Archiv


Besuch beim Pfandleiher

Seit der Lehman-Pleite im September 2008 schwindet das Vertrauen in Bankprodukte und den Euro. Gold hingegen ist hoch im Kurs - auch beim Pfandleiher Friedrich Werdier KG in Düsseldorf.

Von Mirko Smiljanic |
    Düsseldorf, Liesegangstraße 18, Leihhaus Werdier. Große rote Lettern signalisieren von Weitem, dass im Erdgeschoss ein Pfandleiher residiert. Drei Schaufenster, ein paar Pflanzen, der Blick von außen ins Innere ist versperrt. Immerhin werden hier Geschäfte von erheblichem Wert abgewickelt. Der Innenraum des Pfandhauses wirkt denn auch wie eine Bank: Kein Prunk, aber doch geschmackvoll eingerichtet, helle, freundliche Farben dominieren, was sicher der Seele mancher Kunden entgegenkommt. Wer hier an einen der separaten Schalter auftaucht, braucht Geld - und zwar möglichst unkompliziert.

    "Wir geben Kredite nur gegen dingliche, gegen Sachsicherheiten, die wir auch selbst als Pfand in Verwahrung nehmen","

    erzählt Joachim Struck, Mitinhaber der Friedrich Werdier KG und Vorsitzender des Zentralverbandes des Deutschen Pfandkreditgewerbes e.V.:

    ""Da unterscheiden wir uns eben von Banken, die lieber ein Recht abgetreten bekommen wollen, wir nehmen das Pfand selbst, wir lagern es."

    Die Friedrich Werdier KG zählt mit Filialen in Hamburg, Bochum, Essen, Düsseldorf und Berlin zu den Großen der Branche. Sie beschäftigt 50 Vollzeitmitarbeiter und einige Auszubildende. 2009 lag der Umsatz bei 30 Millionen Euro. Als Konzerchef sieht sich Joachim Struck aber nicht.

    "Es ist ein reines Familienunternehmen, der Firmengründer ist Friedrich Werdier gewesen, mein Urgroßvater, mein Bruder und ich, die jetzt den Betrieb führen, sind die vierte Generation."

    Das Geschäftsmodell von Pfandleihern ist einfach und folgt klaren Regeln: Der Kunde bringt ein Pfand, dafür bekommt er Geld. Zahlt er die Kreditsumme, die aufgelaufenen Zinsen von einem Prozent pro Monat und die Bearbeitungsgebühr zurück, wird ihm das Pfand wieder ausgehändigt. Wobei sich die Pfänder im Laufe der Jahre dramatisch in Richtung Gold verschoben haben:

    "Die Masse der beliehenen Gegenstände sind bei uns goldene Gegenstände, wo das Material, das Gold, absolut im Vordergrund steht, das macht 80, vielleicht sogar 90 Prozent unserer Geschäftstätigkeit aus, so gering sind eben die Umsätze mit Brillanten und Nobeluhren geworden, dass hier eben das Gold ganz entscheidend ist."

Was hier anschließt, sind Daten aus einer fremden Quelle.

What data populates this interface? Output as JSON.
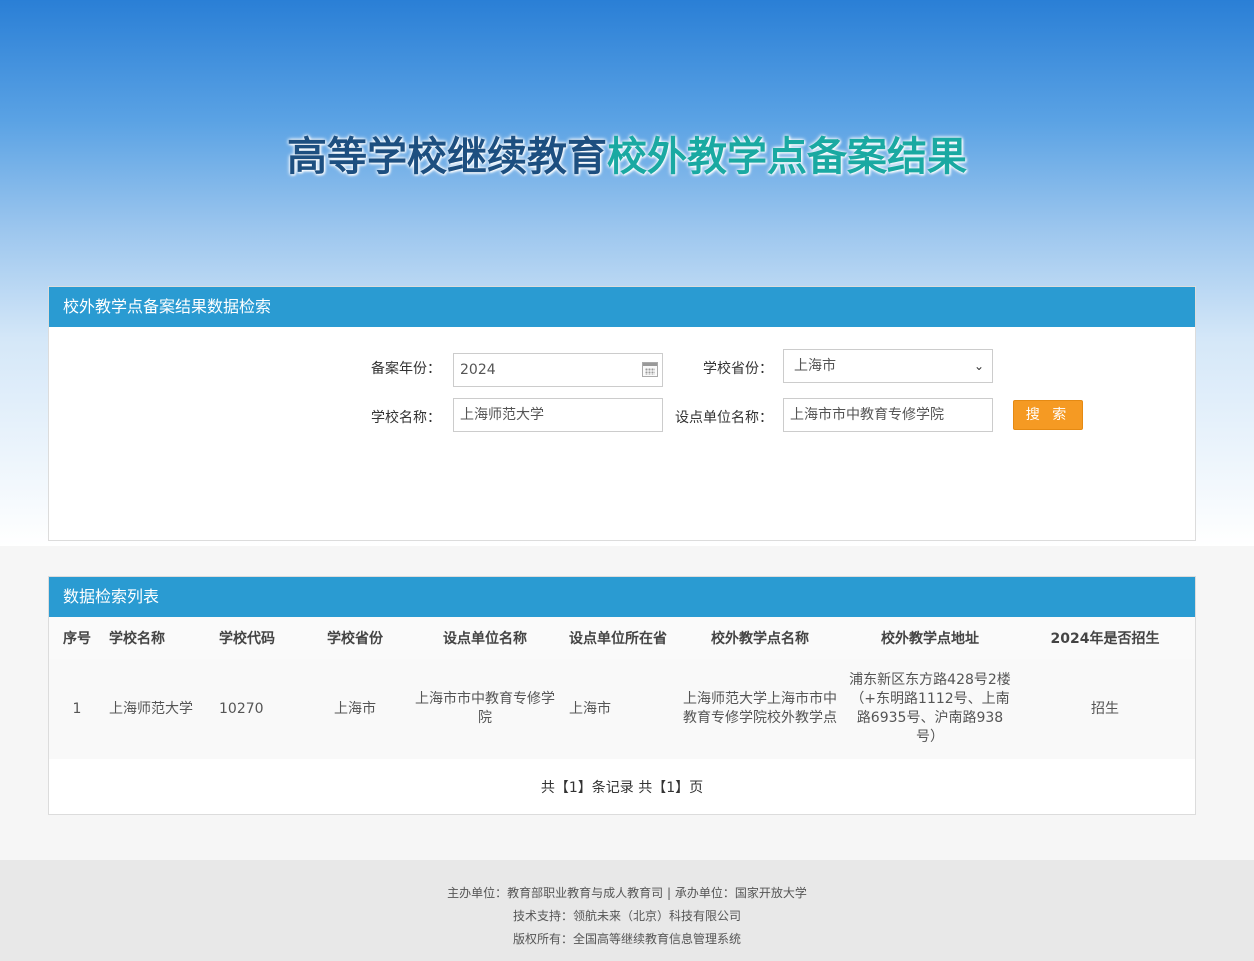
{
  "banner": {
    "title_part1": "高等学校继续教育",
    "title_part2": "校外教学点备案结果"
  },
  "search": {
    "panel_title": "校外教学点备案结果数据检索",
    "year_label": "备案年份：",
    "year_value": "2024",
    "province_label": "学校省份：",
    "province_value": "上海市",
    "school_label": "学校名称：",
    "school_value": "上海师范大学",
    "unit_label": "设点单位名称：",
    "unit_value": "上海市市中教育专修学院",
    "search_button": "搜 索"
  },
  "list": {
    "panel_title": "数据检索列表",
    "columns": [
      "序号",
      "学校名称",
      "学校代码",
      "学校省份",
      "设点单位名称",
      "设点单位所在省",
      "校外教学点名称",
      "校外教学点地址",
      "2024年是否招生"
    ],
    "rows": [
      [
        "1",
        "上海师范大学",
        "10270",
        "上海市",
        "上海市市中教育专修学院",
        "上海市",
        "上海师范大学上海市市中教育专修学院校外教学点",
        "浦东新区东方路428号2楼（+东明路1112号、上南路6935号、沪南路938号）",
        "招生"
      ]
    ],
    "pager": "共【1】条记录 共【1】页"
  },
  "footer": {
    "line1": "主办单位：教育部职业教育与成人教育司 | 承办单位：国家开放大学",
    "line2": "技术支持：领航未来（北京）科技有限公司",
    "line3": "版权所有：全国高等继续教育信息管理系统"
  },
  "colors": {
    "header_bar": "#2a9bd2",
    "search_button": "#f59a23",
    "title_dark": "#1d4f80",
    "title_teal": "#1aa9a2"
  },
  "icons": {
    "calendar": "calendar-icon",
    "dropdown": "chevron-down-icon"
  }
}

    Der Run ins Gold spiegelt den stetig steigenden Wert des Edelmetalls wider, wobei Joachim Struck aber auch das stetige Auf und Ab des Goldpreises im Blick hat:

    "Anfang der 80er-Jahre hatten wir einen Goldpreis, der höher war, da lagen wir mit dem Goldpreis bei ungefähr 40 DM oder 20 Euro. Im Moment liegen wir bei 30 Euro. Diesen Wert haben wir aber erst im letzten Jahr wieder überschritten, dazwischen waren über 25 Jahre, wo der Goldpreis niedriger war, als Anfang der 80er-Jahre."

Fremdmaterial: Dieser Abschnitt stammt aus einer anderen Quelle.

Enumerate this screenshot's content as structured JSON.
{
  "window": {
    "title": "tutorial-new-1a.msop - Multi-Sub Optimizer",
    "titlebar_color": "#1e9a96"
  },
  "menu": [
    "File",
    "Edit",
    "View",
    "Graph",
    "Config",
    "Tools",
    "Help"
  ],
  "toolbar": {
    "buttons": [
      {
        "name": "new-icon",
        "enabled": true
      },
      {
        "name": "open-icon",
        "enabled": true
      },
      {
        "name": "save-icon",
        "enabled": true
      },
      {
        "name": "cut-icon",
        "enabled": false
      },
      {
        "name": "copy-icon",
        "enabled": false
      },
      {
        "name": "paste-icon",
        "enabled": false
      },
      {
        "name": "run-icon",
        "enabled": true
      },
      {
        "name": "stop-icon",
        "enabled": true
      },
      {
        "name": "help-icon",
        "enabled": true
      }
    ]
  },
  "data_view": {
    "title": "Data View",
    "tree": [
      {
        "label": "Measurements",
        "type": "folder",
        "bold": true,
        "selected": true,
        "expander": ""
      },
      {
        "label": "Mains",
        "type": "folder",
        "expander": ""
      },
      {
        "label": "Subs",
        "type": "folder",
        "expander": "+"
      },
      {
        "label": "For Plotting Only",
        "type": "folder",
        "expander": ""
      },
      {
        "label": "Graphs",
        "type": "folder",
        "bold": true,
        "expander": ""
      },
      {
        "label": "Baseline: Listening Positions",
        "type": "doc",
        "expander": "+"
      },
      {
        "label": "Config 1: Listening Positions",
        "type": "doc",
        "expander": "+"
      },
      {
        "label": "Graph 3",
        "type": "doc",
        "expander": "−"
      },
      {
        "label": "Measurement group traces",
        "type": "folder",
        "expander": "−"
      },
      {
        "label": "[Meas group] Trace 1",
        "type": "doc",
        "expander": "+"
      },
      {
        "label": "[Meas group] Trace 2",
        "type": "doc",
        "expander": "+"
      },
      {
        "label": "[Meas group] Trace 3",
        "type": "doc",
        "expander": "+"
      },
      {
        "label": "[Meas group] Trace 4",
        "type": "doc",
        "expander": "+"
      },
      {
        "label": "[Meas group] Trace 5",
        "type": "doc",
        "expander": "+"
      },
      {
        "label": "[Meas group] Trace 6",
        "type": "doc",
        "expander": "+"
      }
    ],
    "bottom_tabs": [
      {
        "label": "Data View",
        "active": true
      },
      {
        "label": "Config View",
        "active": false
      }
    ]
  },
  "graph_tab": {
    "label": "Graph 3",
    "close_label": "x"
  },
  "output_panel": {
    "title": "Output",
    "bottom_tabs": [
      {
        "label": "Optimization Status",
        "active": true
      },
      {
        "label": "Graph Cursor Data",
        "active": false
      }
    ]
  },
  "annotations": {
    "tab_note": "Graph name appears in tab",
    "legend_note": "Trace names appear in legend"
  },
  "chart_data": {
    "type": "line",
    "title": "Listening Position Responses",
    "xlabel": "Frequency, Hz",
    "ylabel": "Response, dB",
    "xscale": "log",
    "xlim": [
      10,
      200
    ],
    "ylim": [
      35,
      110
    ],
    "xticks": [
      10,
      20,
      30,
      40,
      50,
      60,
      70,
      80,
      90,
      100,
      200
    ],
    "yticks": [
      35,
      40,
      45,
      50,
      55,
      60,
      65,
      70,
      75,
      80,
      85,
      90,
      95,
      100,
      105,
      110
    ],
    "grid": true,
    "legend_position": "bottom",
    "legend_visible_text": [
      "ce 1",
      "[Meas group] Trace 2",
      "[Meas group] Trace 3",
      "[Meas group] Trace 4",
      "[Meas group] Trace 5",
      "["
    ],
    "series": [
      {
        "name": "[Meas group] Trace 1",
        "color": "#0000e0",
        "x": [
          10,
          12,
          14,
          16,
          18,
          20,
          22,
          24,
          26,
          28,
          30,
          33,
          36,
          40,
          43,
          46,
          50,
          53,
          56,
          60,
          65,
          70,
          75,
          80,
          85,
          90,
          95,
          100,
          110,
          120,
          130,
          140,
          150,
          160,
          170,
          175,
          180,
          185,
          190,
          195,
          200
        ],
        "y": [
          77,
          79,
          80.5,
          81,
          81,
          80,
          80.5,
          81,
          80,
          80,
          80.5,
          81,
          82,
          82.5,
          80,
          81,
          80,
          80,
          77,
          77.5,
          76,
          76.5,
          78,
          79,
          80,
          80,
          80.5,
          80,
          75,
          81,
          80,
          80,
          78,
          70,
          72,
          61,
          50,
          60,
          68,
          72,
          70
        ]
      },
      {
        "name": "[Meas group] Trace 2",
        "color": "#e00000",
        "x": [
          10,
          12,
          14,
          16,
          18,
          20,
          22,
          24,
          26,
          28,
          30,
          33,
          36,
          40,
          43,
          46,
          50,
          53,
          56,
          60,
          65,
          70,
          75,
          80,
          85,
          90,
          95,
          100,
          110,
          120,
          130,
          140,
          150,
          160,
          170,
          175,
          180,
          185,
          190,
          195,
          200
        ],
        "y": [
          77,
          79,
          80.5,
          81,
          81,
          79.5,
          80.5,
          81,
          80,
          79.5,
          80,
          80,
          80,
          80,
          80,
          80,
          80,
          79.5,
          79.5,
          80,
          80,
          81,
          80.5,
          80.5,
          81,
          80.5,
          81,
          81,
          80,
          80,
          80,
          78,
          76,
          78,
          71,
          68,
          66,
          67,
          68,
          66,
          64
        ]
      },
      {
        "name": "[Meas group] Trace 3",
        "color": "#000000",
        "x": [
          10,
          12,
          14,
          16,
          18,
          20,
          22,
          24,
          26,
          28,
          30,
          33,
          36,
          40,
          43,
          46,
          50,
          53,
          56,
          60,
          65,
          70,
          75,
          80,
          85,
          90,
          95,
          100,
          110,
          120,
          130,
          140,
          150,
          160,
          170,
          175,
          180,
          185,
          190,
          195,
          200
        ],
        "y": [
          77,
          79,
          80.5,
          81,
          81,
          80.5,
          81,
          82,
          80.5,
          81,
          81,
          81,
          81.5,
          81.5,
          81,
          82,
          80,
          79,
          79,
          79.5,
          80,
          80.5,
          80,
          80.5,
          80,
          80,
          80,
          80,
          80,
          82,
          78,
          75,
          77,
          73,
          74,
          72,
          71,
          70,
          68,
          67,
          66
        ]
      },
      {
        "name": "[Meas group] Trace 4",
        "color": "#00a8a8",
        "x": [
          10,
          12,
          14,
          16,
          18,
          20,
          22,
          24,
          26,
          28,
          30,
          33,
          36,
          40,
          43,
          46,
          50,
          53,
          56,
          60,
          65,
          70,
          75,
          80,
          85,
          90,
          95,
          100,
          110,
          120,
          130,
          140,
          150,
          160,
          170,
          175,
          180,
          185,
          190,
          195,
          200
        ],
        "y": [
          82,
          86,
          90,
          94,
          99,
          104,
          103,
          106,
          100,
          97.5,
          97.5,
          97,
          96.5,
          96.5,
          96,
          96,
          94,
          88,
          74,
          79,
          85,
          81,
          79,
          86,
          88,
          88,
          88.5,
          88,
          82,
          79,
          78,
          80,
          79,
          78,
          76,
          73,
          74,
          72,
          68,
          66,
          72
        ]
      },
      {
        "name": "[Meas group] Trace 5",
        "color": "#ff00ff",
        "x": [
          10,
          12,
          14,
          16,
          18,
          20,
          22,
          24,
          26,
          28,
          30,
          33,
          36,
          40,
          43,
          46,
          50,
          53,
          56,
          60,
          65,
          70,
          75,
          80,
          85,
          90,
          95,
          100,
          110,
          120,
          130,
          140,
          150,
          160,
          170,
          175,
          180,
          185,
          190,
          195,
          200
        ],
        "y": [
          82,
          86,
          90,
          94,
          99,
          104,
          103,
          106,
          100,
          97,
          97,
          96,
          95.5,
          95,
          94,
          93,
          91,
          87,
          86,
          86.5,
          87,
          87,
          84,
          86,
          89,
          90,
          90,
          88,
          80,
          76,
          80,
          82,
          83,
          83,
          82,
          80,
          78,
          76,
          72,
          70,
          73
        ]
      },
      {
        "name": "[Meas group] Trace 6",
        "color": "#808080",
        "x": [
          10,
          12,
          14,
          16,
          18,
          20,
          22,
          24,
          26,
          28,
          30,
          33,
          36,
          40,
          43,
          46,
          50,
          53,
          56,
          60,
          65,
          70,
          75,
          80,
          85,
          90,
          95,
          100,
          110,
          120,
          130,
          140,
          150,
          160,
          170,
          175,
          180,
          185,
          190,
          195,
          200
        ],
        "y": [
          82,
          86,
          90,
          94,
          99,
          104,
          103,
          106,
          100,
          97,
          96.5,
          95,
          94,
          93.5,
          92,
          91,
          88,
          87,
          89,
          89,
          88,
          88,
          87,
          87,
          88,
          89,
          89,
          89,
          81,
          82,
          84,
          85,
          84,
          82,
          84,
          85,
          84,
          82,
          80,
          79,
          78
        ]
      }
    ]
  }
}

    Die Preise beziehen sich auf ein Gramm Gold, die international übliche Einheit "Feinunze" sei bei Pfandleihern unpraktisch und deshalb unüblich, sagt Struck. Internationale Wirtschaftszusammenhänge spielen gleichwohl eine wichtige Rolle in der Branche, vor allem die aktuelle Finanzkrise.

    "Gold wird weltweit in Dollar notiert, das ist maßgeblich. Insofern hat die Relation Euro-Dollar auch noch einen ganz großen Einfluss auf unsere Beleihungshöhe. Durch den schwachen Euro ist das Gold in Euro gerechnet noch stärker gestiegen als im Dollarbereich. Der Euro liegt jetzt bei 1,20 und hat bei 1,50 gelegen, das sind annähernd 20 Prozent oder 18 Prozent, die das Gold in Euro mehr gestiegen ist als in Dollar im Laufe der letzten 12 oder 24 Monate."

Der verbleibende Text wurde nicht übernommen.